Flywheel plant for upstate N.Y. on cutting edge


Monday, September 21, 2009
BY JAY LINDSAY
The Record
THE ASSOCIATED PRESS

TYNGSBOROUGH, Mass. — They weigh a ton, but they're still energy efficient. Spinning flywheels have been used for centuries for making pottery and running steam engines. Now the ancient tool has been given a new job by a Massachusetts company: smooth out the electricity flow, and do it fast and cleanly.

Beacon Power's flywheels — each weighing 1 ton, levitating in a sealed chamber and spinning up to 16,000 times per minute — will make the electric grid more efficient and green, the company says. It's being given a chance to prove it: The U.S. Department of Energy has granted Beacon a $43 million conditional loan guarantee to construct a 20-megawatt flywheel plant in upstate New York.

"We are very excited about this technology and this company," said Matt Rogers, a senior adviser to the secretary of energy. "It's a lower [carbon dioxide] impact, much faster response for a growing market need, and so we get pretty excited about that."

Beacon's flywheel plant will act as a short-term energy storage system for New York's electrical distribution system, sucking excess energy off the grid when supply is high, storing it in the flywheels' spinning cores, then returning it when demand surges. The buffer protects against swings in electrical power frequency, which, in the worst cases, cause blackouts.

Such frequency regulation makes up just 1 percent of the total U.S. electricity market, but that's equal to more than $1 billion annually in revenues.
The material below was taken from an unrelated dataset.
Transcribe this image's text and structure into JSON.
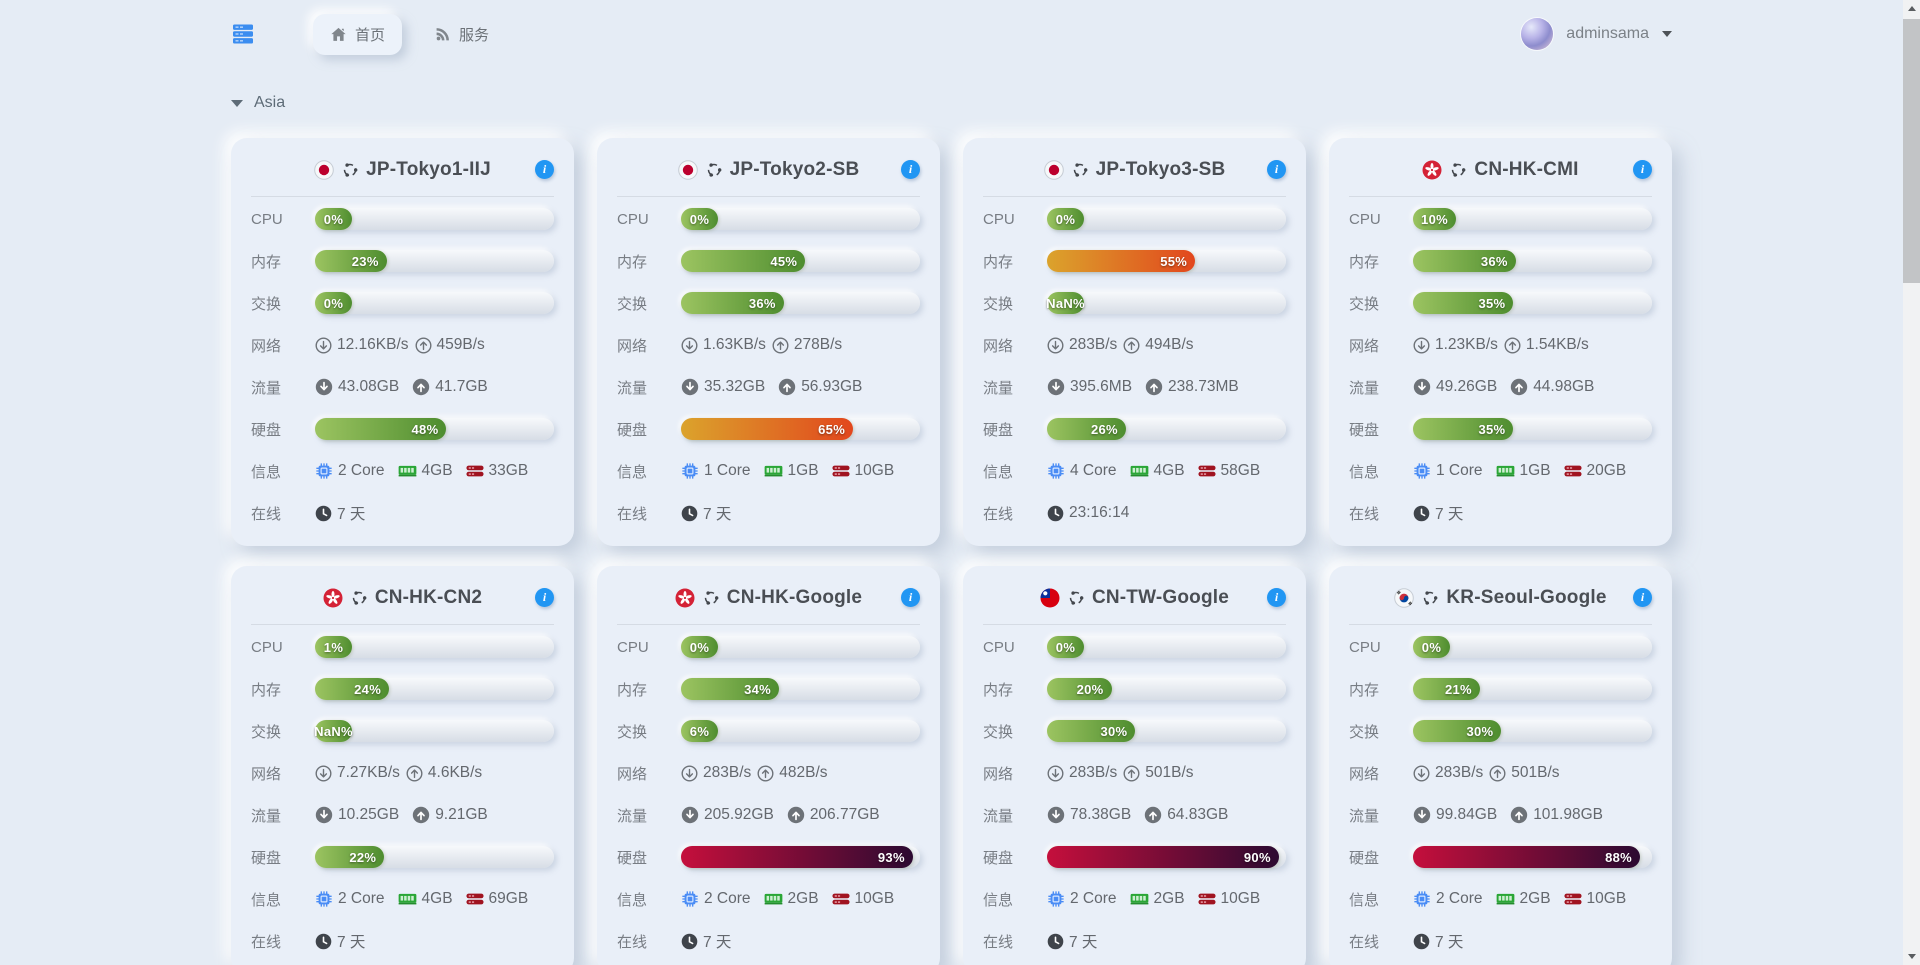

The job is done now mainly by fossil-fuel powered generators that Rogers said are one-tenth the speed of flywheels and create double the carbon emissions.
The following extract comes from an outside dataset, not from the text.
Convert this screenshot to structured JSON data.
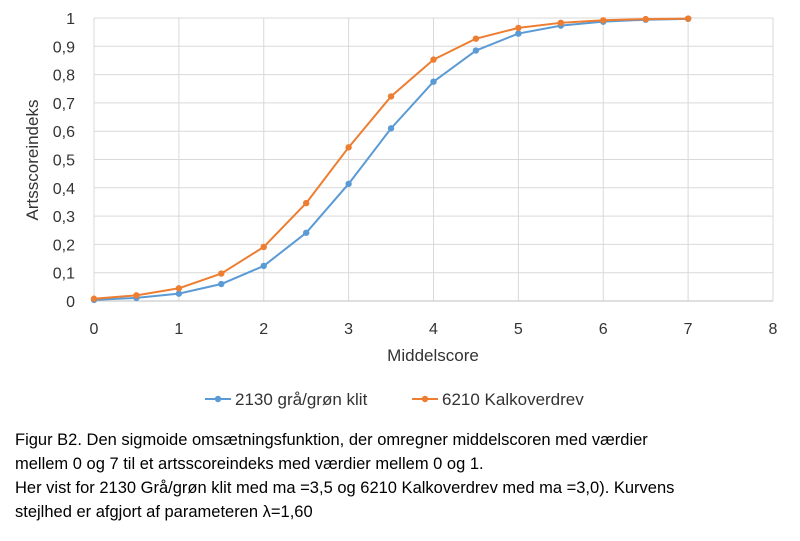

Beacon said the carbon emissions saved over the 20-year life of a single 20-megawatt flywheel plant are equal to the carbon reduction achieved by planting 660,000 trees.

Flywheels also figure into the emerging renewable energy market, where intermittent energy sources such as wind and solar provide power at wildly varying intensities, depending on how long the breeze blows and sun shines. That increases the need for the faster frequency buffering, Rogers said.

Dan Rastler of the Electric Power Research Institute, an industry research group, added that if a carbon tax is passed by Congress, flywheels start looking a lot better than fossil-fuel powered alternatives.

Beacon's Chief executive officer Bill Capp hopes the Stephentown, N.Y., plant will be up and running by the end of 2010.